Hello,
I'm examining my tophat output data and I would like to have some opinions on my align_summary.txt.
For example for one alignement I have this summary for a RNA-seq alignment. The quality score is good, and I trimmed to have fixed read lenth at 50n.
Left reads:
Input: 183588390
Mapped: 174579844 (95.1% of input)
of these: 36018754 (20.6%) have multiple alignments (48483 have >20)
Right reads:
Input: 183588390
Mapped: 174631890 (95.1% of input)
of these: 40873773 (23.4%) have multiple alignments (75889 have >20)
95.1% overall read alignment rate.
Aligned pairs: 168870512
of these: 24343928 (14.4%) have multiple alignments
and: 14517921 ( 8.6%) are discordant alignments
84.1% concordant pair alignment rate.
I'm happy with a 95% alignment of input, but I'm not sure where the multiple alignments come from nor whether the rate is acceptable.

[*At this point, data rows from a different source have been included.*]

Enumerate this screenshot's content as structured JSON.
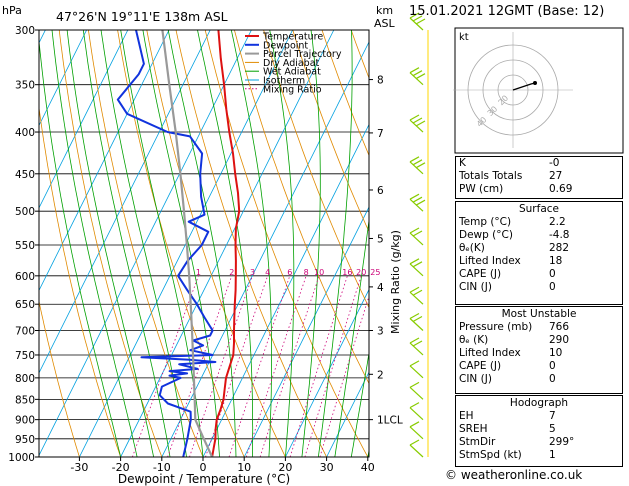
{
  "header": {
    "location": "47°26'N  19°11'E  138m  ASL",
    "pressure_unit": "hPa",
    "height_unit_top": "km",
    "height_unit_bottom": "ASL",
    "time": "15.01.2021  12GMT  (Base: 12)"
  },
  "chart_data": {
    "type": "line",
    "title": "47°26'N  19°11'E  138m  ASL",
    "xlabel": "Dewpoint / Temperature (°C)",
    "ylabel": "hPa",
    "right_label": "Mixing Ratio (g/kg)",
    "xlim": [
      -40,
      40
    ],
    "ylim": [
      1000,
      300
    ],
    "x_ticks": [
      "-30",
      "-20",
      "-10",
      "0",
      "10",
      "20",
      "30",
      "40"
    ],
    "x_tick_values": [
      -30,
      -20,
      -10,
      0,
      10,
      20,
      30,
      40
    ],
    "pressure_ticks": [
      "300",
      "350",
      "400",
      "450",
      "500",
      "550",
      "600",
      "650",
      "700",
      "750",
      "800",
      "850",
      "900",
      "950",
      "1000"
    ],
    "pressure_values": [
      300,
      350,
      400,
      450,
      500,
      550,
      600,
      650,
      700,
      750,
      800,
      850,
      900,
      950,
      1000
    ],
    "km_ticks": [
      {
        "label": "8",
        "p": 345
      },
      {
        "label": "7",
        "p": 401
      },
      {
        "label": "6",
        "p": 471
      },
      {
        "label": "5",
        "p": 540
      },
      {
        "label": "4",
        "p": 619
      },
      {
        "label": "3",
        "p": 700
      },
      {
        "label": "2",
        "p": 792
      },
      {
        "label": "1LCL",
        "p": 900
      }
    ],
    "mixing_ratio_labels": [
      "1",
      "2",
      "3",
      "4",
      "6",
      "8",
      "10",
      "16",
      "20",
      "25"
    ],
    "mixing_ratio_values": [
      1,
      2,
      3,
      4,
      6,
      8,
      10,
      16,
      20,
      25
    ],
    "legend": [
      "Temperature",
      "Dewpoint",
      "Parcel Trajectory",
      "Dry Adiabat",
      "Wet Adiabat",
      "Isotherm",
      "Mixing Ratio"
    ],
    "series": [
      {
        "name": "Temperature",
        "color": "#dd1111",
        "points": [
          [
            1000,
            2.2
          ],
          [
            975,
            1.5
          ],
          [
            950,
            0.8
          ],
          [
            925,
            -0.3
          ],
          [
            900,
            -1.2
          ],
          [
            875,
            -1.5
          ],
          [
            850,
            -2.0
          ],
          [
            825,
            -3.0
          ],
          [
            800,
            -4.0
          ],
          [
            775,
            -4.5
          ],
          [
            750,
            -5.0
          ],
          [
            725,
            -6.3
          ],
          [
            700,
            -7.8
          ],
          [
            675,
            -9.3
          ],
          [
            650,
            -10.8
          ],
          [
            625,
            -12.3
          ],
          [
            600,
            -14.0
          ],
          [
            575,
            -15.8
          ],
          [
            550,
            -17.8
          ],
          [
            525,
            -19.7
          ],
          [
            500,
            -21.0
          ],
          [
            475,
            -23.5
          ],
          [
            450,
            -26.5
          ],
          [
            425,
            -29.5
          ],
          [
            400,
            -33.0
          ],
          [
            375,
            -36.5
          ],
          [
            350,
            -40.0
          ],
          [
            325,
            -44.0
          ],
          [
            300,
            -48.0
          ]
        ]
      },
      {
        "name": "Dewpoint",
        "color": "#1133dd",
        "points": [
          [
            1000,
            -4.8
          ],
          [
            950,
            -6.0
          ],
          [
            900,
            -7.5
          ],
          [
            880,
            -8.5
          ],
          [
            860,
            -15.0
          ],
          [
            840,
            -18.0
          ],
          [
            820,
            -18.5
          ],
          [
            800,
            -15.0
          ],
          [
            795,
            -18.0
          ],
          [
            790,
            -14.0
          ],
          [
            785,
            -18.5
          ],
          [
            780,
            -12.0
          ],
          [
            770,
            -17.0
          ],
          [
            765,
            -8.5
          ],
          [
            760,
            -15.0
          ],
          [
            755,
            -27.0
          ],
          [
            750,
            -10.0
          ],
          [
            740,
            -16.0
          ],
          [
            730,
            -13.5
          ],
          [
            720,
            -16.5
          ],
          [
            710,
            -13.0
          ],
          [
            700,
            -13.0
          ],
          [
            675,
            -16.5
          ],
          [
            650,
            -20.0
          ],
          [
            625,
            -24.0
          ],
          [
            600,
            -28.0
          ],
          [
            575,
            -27.5
          ],
          [
            550,
            -26.0
          ],
          [
            530,
            -26.0
          ],
          [
            515,
            -32.0
          ],
          [
            505,
            -29.0
          ],
          [
            480,
            -32.0
          ],
          [
            450,
            -35.0
          ],
          [
            425,
            -37.0
          ],
          [
            405,
            -42.0
          ],
          [
            400,
            -48.0
          ],
          [
            380,
            -60.0
          ],
          [
            365,
            -64.0
          ],
          [
            340,
            -62.0
          ],
          [
            330,
            -62.0
          ],
          [
            300,
            -68.0
          ]
        ]
      },
      {
        "name": "Parcel Trajectory",
        "color": "#999999",
        "points": [
          [
            1000,
            2.2
          ],
          [
            950,
            -2.0
          ],
          [
            900,
            -6.4
          ],
          [
            850,
            -9.0
          ],
          [
            800,
            -11.8
          ],
          [
            750,
            -14.8
          ],
          [
            700,
            -18.0
          ],
          [
            650,
            -21.5
          ],
          [
            600,
            -25.3
          ],
          [
            550,
            -29.6
          ],
          [
            500,
            -34.4
          ],
          [
            450,
            -39.8
          ],
          [
            400,
            -46.0
          ],
          [
            350,
            -53.3
          ],
          [
            300,
            -61.6
          ]
        ]
      }
    ]
  },
  "hodograph": {
    "label": "kt",
    "ring_labels": [
      "40",
      "30",
      "20"
    ]
  },
  "indices": [
    {
      "label": "K",
      "value": "-0"
    },
    {
      "label": "Totals Totals",
      "value": "27"
    },
    {
      "label": "PW (cm)",
      "value": "0.69"
    }
  ],
  "surface": {
    "title": "Surface",
    "rows": [
      {
        "label": "Temp (°C)",
        "value": "2.2"
      },
      {
        "label": "Dewp (°C)",
        "value": "-4.8"
      },
      {
        "label": "θₑ(K)",
        "value": "282"
      },
      {
        "label": "Lifted Index",
        "value": "18"
      },
      {
        "label": "CAPE (J)",
        "value": "0"
      },
      {
        "label": "CIN (J)",
        "value": "0"
      }
    ]
  },
  "most_unstable": {
    "title": "Most Unstable",
    "rows": [
      {
        "label": "Pressure (mb)",
        "value": "766"
      },
      {
        "label": "θₑ (K)",
        "value": "290"
      },
      {
        "label": "Lifted Index",
        "value": "10"
      },
      {
        "label": "CAPE (J)",
        "value": "0"
      },
      {
        "label": "CIN (J)",
        "value": "0"
      }
    ]
  },
  "hodograph_table": {
    "title": "Hodograph",
    "rows": [
      {
        "label": "EH",
        "value": "7"
      },
      {
        "label": "SREH",
        "value": "5"
      },
      {
        "label": "StmDir",
        "value": "299°"
      },
      {
        "label": "StmSpd (kt)",
        "value": "1"
      }
    ]
  },
  "footer": "© weatheronline.co.uk",
  "colors": {
    "temperature": "#dd1111",
    "dewpoint": "#1133dd",
    "parcel": "#999999",
    "dry_adiabat": "#e08a00",
    "wet_adiabat": "#00a000",
    "isotherm": "#00a0e0",
    "mixing_ratio": "#cc0077",
    "wind": "#88cc00"
  }
}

The raw data comes from a RNA-seq so they should not be aligned to repeted sequences. I suppose the multiple alignments come from mismatches.
I can always discard this reads but I'd like to know if it's ok to keep them.
All comments are welcome. Thanks.
Thanks for your reply.
It's assuring to know my data are good XD
I've run fastQC before tophat and it's very satisfying. The only reason I trimmed them was to be able to apply MISO (http://genes.mit.edu/burgelab/miso/docs/) afterwards.
Miso demands that all reads to be the same length. A part of my raw data contained reads of different sizes, so I had to trimmed everything to 50n so that I would not lose to many reads.